Two alleged arms dealers have separate ties to Sierra Leone rebels and al Qaeda

Belgian authorities are investigating a Russian arms dealer suspected of running guns to al Qaeda and the Taliban and have arrested the dealer’s associate, officials told The Associated Press (AP).

Belgian officials, speaking on condition of anonymity, said they expected an international arrest warrant would be issued soon for Victor Bout, who has also been named in U.N. reports as a prominent supplier of weapons to rebel groups in Africa, the AP reported.

Peter Hain, Britain’s minister for European affairs, has played a leading role in international efforts to clamp down on gunrunning to African rebels, the AP reported. He called Bout a “merchant of death.”

“Bout undoubtedly did supply al Qaeda and the Taliban with arms,” Hain told The Associated Press.

On Feb. 7, Belgian police arrested an associate of Bout’s, Kenyan businessman Sanjivan Ruprah, on charges of criminal association and holding a false passport, the AP reported.

The public prosecutor’s office declined to comment on the case, but officials said Ruprah was being investigated for money laundering allegations, not illegal arms trading.

Ruprah is reportedly providing U.S. authorities with information on weapons transfers to Afghanistan. Belgian officials have declined to comment on those reports and calls to Ruprah’s Brussels home went unanswered Tuesday.

In an interview with the AP, Hain said “both Bout and Ruprah were among the leading merchants of death.” He said Ruprah was involved in supplying diamonds to pay for arms sent to Sierra Leone and Liberia.

Belgian officials said Bout’s cargo planes once operated out of Ostend airport in western Belgium, but there was no evidence that illicit arms passed through the country, the AP reported.

Bout pulled out of Ostend in 1997, and a report presented to the U.N. Security Council in January 2001 said his planes operate mainly out of the United Arab Emirates, the AP reported.

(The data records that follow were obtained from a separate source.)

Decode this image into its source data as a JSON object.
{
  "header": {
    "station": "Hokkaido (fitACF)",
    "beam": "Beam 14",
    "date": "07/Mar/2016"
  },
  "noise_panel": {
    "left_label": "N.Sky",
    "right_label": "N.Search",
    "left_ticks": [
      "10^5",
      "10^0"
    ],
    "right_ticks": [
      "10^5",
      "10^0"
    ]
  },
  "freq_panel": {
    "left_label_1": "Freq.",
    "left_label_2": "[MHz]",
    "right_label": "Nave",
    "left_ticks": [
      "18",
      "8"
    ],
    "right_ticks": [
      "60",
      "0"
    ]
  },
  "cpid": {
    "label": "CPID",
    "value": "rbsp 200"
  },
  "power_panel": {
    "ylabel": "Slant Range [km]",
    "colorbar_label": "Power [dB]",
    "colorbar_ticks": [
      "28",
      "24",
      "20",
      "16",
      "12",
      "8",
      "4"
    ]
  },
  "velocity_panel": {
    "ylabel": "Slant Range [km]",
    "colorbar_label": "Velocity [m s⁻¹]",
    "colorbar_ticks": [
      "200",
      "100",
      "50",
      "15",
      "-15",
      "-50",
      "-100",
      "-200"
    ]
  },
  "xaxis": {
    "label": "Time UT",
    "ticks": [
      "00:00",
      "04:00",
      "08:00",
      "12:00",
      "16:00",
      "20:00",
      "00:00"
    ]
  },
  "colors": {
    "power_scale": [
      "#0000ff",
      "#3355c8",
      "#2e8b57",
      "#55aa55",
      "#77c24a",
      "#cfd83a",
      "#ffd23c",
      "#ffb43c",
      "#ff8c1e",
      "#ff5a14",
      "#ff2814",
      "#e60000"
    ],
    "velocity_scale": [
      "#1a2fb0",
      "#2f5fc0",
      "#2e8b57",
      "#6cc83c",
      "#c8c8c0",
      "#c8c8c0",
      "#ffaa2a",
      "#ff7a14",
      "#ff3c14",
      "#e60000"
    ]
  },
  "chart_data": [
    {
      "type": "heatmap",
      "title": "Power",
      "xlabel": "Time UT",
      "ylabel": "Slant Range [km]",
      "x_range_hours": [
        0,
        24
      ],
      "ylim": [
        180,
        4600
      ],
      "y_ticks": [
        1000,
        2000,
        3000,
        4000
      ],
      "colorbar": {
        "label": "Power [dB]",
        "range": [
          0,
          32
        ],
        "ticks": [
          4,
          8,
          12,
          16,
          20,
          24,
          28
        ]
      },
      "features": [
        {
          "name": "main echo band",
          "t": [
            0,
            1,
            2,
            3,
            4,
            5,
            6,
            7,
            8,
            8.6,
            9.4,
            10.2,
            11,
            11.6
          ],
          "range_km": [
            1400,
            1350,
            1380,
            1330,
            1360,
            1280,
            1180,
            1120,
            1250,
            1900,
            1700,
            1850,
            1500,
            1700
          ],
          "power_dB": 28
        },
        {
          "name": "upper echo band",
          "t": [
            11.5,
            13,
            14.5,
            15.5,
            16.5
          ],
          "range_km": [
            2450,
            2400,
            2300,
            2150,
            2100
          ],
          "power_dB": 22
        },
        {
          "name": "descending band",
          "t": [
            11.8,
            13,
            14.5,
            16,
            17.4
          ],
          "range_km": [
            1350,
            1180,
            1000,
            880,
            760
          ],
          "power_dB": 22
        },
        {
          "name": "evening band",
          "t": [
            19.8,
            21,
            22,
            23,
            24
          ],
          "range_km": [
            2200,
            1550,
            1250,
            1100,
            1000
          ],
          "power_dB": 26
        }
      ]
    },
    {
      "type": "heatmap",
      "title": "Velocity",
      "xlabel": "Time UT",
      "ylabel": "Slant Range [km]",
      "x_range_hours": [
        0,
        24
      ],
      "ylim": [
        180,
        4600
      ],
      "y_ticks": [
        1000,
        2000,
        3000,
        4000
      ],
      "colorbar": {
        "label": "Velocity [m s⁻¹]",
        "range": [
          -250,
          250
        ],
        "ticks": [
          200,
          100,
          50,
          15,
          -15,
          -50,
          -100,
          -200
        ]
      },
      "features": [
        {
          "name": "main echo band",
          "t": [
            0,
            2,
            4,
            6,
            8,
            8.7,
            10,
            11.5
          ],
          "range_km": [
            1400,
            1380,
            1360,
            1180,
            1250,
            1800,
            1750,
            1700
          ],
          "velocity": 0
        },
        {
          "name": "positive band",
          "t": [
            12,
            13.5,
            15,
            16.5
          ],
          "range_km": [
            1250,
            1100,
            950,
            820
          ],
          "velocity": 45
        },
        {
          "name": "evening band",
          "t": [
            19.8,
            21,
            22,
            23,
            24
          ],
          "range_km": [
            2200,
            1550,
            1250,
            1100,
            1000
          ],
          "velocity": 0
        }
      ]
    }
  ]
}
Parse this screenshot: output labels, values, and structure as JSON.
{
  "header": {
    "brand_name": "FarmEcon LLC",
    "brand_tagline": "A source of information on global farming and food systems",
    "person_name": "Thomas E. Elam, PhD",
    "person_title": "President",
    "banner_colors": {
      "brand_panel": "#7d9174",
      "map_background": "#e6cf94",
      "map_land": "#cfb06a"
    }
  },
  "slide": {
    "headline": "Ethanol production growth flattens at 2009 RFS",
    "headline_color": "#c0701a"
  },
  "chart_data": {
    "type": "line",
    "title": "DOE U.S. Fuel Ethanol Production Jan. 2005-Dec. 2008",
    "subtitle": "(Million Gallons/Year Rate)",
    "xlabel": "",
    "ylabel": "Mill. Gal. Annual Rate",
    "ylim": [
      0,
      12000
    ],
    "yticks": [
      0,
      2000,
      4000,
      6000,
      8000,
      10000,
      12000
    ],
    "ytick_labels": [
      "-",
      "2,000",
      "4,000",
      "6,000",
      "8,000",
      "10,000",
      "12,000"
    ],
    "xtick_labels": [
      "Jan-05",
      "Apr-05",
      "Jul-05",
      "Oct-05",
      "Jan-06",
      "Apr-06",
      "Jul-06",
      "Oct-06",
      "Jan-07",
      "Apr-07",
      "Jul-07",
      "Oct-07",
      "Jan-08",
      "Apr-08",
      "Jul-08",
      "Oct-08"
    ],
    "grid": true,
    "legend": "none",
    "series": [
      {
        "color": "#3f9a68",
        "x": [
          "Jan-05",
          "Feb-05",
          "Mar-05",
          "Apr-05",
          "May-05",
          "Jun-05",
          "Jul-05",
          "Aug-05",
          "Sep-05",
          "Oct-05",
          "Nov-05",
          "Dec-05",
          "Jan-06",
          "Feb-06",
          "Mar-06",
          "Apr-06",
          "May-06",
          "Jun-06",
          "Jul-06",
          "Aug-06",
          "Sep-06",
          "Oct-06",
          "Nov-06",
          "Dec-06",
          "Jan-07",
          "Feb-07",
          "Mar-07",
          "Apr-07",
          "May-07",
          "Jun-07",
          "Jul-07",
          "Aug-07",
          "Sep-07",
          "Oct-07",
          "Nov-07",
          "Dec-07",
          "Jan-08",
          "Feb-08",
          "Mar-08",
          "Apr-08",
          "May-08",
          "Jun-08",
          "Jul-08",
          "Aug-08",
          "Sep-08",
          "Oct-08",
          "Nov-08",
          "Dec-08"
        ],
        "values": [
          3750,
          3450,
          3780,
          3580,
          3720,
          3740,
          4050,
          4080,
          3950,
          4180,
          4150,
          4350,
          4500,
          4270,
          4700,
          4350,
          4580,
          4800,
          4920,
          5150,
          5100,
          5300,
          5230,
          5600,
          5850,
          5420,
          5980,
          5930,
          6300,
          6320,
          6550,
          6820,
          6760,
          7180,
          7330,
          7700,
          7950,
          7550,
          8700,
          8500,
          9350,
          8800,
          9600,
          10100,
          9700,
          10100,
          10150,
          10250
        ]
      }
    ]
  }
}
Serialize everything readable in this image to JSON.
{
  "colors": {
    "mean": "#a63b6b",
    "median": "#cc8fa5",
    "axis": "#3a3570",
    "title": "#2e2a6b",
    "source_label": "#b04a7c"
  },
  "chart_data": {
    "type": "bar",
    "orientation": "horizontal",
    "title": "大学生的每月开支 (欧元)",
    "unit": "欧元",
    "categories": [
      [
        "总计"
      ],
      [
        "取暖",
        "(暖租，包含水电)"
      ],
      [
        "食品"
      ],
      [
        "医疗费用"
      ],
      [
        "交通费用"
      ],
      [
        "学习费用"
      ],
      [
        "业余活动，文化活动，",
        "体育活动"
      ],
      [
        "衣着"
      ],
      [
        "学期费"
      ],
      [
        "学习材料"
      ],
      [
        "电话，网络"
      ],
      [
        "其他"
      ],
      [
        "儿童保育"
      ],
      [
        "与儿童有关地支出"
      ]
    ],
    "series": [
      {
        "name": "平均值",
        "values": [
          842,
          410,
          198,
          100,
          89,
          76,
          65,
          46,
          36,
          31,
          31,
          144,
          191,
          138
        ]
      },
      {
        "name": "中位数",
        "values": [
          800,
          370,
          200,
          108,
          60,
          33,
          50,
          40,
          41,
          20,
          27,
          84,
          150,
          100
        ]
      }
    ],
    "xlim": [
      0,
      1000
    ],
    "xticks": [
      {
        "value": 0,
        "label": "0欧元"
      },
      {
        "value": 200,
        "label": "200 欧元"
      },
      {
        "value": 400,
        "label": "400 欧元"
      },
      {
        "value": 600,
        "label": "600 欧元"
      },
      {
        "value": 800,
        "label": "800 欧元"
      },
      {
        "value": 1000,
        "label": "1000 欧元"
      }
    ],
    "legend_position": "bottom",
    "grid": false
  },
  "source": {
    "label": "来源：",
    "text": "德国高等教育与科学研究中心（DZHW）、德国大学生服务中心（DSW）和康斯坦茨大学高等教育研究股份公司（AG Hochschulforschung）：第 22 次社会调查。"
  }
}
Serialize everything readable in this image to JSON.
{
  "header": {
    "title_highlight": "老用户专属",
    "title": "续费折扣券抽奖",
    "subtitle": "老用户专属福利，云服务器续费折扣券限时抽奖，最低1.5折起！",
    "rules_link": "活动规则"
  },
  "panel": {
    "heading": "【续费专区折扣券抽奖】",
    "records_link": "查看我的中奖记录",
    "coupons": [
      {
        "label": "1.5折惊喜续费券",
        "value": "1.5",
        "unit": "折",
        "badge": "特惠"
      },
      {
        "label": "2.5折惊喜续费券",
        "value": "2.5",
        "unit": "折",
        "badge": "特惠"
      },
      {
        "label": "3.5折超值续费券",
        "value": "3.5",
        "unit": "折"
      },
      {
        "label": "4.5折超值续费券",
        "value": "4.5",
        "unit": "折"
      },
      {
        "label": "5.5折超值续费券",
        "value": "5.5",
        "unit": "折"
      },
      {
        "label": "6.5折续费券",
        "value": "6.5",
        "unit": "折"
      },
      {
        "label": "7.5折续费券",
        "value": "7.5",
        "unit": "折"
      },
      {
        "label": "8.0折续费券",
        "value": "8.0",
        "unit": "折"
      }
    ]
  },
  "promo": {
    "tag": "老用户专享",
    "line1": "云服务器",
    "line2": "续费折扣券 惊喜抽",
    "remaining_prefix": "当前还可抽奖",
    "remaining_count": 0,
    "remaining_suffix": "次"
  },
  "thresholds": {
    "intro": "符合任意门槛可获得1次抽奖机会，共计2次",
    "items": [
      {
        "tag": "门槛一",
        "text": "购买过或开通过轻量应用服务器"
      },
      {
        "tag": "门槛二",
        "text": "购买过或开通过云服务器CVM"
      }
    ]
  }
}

The report detailed arms shipments from eastern Europe to Liberia and also said Bout had supplied arms to rebels in Angola and Congo in defiance of U.N. embargoes.

Belgian officials said they believe Bout now lives in Russia, the AP reported.

Lee S. Wolosky, an expert on terrorist financing and international crime at the Washington-based Center for Strategic and International Studies, told the AP that Ruprah’s arrest in Brussels was a blow to “one of the largest arms trafficking organizations.”

Bout and Ruprah were both placed on a U.N. list of individuals banned from international travel because of suspected support for Sierra Leone rebels, who were blamed for atrocities in the West African nation’s decade-long civil war before a 2000 cease-fire.

Two other men, whose nationalities were not revealed, have also been arrested in the case, Belgian officials told the AP.

Belgium has stepped up efforts to clamp down on illegal trading since a U.N. report two years ago blamed lax controls at the city of Antwerp-the world’s largest diamond trading center-for fueling trade in so-called “blood diamonds” used to finance African wars.